Tools for doing hyperparameter search with Scikit-Learn and Dask
Project description
Tools for performing hyperparameter search with Scikit-Learn and Dask.
Highlights
Drop-in replacement for Scikit-Learn’s GridSearchCV and RandomizedSearchCV.
Hyperparameter optimization can be done in parallel using threads, processes, or distributed across a cluster.
Works well with Dask collections. Dask arrays, dataframes, and delayed can be passed to fit.
Candidate estimators with identical parameters and inputs will only be fit once. For composite-estimators such as Pipeline this can be significantly more efficient as it can avoid expensive repeated computations.

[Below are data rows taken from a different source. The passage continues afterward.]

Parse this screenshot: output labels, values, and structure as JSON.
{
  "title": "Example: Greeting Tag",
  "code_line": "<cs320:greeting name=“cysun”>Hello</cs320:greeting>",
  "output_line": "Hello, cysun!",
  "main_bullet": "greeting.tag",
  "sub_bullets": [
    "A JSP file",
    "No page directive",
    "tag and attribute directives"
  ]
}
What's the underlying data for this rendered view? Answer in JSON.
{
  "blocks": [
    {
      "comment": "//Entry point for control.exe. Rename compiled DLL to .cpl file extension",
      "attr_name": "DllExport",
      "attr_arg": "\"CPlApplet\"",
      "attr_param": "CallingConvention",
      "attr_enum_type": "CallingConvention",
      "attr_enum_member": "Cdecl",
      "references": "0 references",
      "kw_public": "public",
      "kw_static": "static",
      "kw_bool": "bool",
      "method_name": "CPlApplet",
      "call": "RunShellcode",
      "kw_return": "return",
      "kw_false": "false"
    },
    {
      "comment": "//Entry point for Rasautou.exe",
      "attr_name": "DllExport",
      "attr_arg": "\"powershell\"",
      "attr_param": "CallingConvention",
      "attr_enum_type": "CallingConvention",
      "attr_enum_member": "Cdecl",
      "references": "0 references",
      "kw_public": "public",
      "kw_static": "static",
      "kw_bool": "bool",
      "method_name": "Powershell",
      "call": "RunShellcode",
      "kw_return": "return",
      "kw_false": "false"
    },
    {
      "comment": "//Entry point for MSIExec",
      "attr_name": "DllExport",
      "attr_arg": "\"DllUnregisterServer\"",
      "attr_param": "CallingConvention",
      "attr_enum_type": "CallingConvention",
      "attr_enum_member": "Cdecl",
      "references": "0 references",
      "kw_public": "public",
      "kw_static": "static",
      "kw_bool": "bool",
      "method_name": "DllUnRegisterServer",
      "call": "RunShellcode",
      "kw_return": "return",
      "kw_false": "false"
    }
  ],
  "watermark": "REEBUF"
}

For more information, check out the documentation.
Install
Dask-searchcv is available via conda or pip:
# Install with conda $ conda install dask-searchcv -c conda-forge # Install with pip $ pip install dask-searchcv
Example
from sklearn.datasets import load_digits
from sklearn.svm import SVC
import dask_searchcv as dcv
import numpy as np
digits = load_digits()
param_space = {'C': np.logspace(-4, 4, 9),
'gamma': np.logspace(-4, 4, 9),
'class_weight': [None, 'balanced']}
model = SVC(kernel='rbf')
search = dcv.GridSearchCV(model, param_space, cv=3)
search.fit(digits.data, digits.target)